Amid recent optimism, Chinese stocks have been boosted over the past week by some good news about Shanghai reopening after lockdown.

This is in stark contrast to price action in base metals, where tin and copper prices have fallen more than 20% from their recent highs. Iron ore is also weakening. The metals were affected by concerns about China’s growth prospects.

Australia’s trade balance has risen by about $10 billion a month due to the war in Ukraine, which has pushed up the prices of many of Australia’s exports. It remains to be seen whether the situation can be maintained.

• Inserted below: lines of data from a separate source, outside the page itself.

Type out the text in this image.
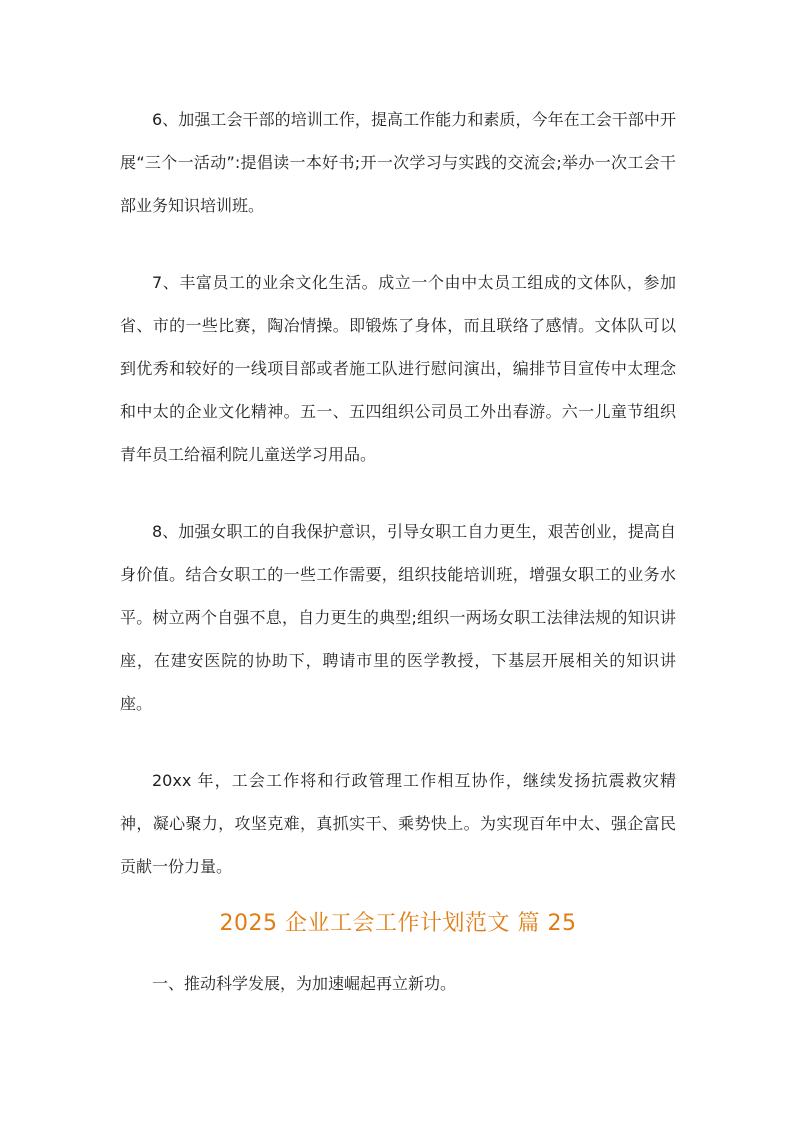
6、加强工会干部的培训工作，提高工作能力和素质，今年在工会干部中开展“三个一活动”:提倡读一本好书;开一次学习与实践的交流会;举办一次工会干部业务知识培训班。

7、丰富员工的业余文化生活。成立一个由中太员工组成的文体队，参加省、市的一些比赛，陶冶情操。即锻炼了身体，而且联络了感情。文体队可以到优秀和较好的一线项目部或者施工队进行慰问演出，编排节目宣传中太理念和中太的企业文化精神。五一、五四组织公司员工外出春游。六一儿童节组织青年员工给福利院儿童送学习用品。

8、加强女职工的自我保护意识，引导女职工自力更生，艰苦创业，提高自身价值。结合女职工的一些工作需要，组织技能培训班，增强女职工的业务水平。树立两个自强不息，自力更生的典型;组织一两场女职工法律法规的知识讲座，在建安医院的协助下，聘请市里的医学教授，下基层开展相关的知识讲座。

20xx 年，工会工作将和行政管理工作相互协作，继续发扬抗震救灾精神，凝心聚力，攻坚克难，真抓实干、乘势快上。为实现百年中太、强企富民贡献一份力量。

2025 企业工会工作计划范文 篇 25

一、推动科学发展，为加速崛起再立新功。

Against this backdrop, the RBA has joined other central banks in implementing a robust tightening regime. Last week, RBA Governor Philip Lowe sounded the alarm on inflation and interest rates. The bank estimates the annual CPI in December to be around 7% and the cash rate is likely to be 2.5%. It is currently 0.85%. If we break down the CPI data, 7% inflation could come earlier than December.

AU QTLY CPI

The CPI for the second quarter of 2021 is 0.8%, which will be lower than the CPI due on July 27. The CPI for the first quarter of 2022 was 2.1%.

The first 3 months of the year, including only 1 month, saw sharp increases in commodity prices, especially energy and food prices. The biggest increase in production costs has yet to be fully passed on to consumers.

If we assume that the CPI for the second quarter of 2022 arrives at the same pace (2.1%) as the first quarter, the annual figure is 6.3%.

Given the unusual surge in energy, food and building materials in the second quarter of this year, higher numbers are likely.

The question remains, will a more hawkish RBA boost the Aussie?

AUDUSD CHART

[ad_2]

Leave a Reply

Your email address will not be published.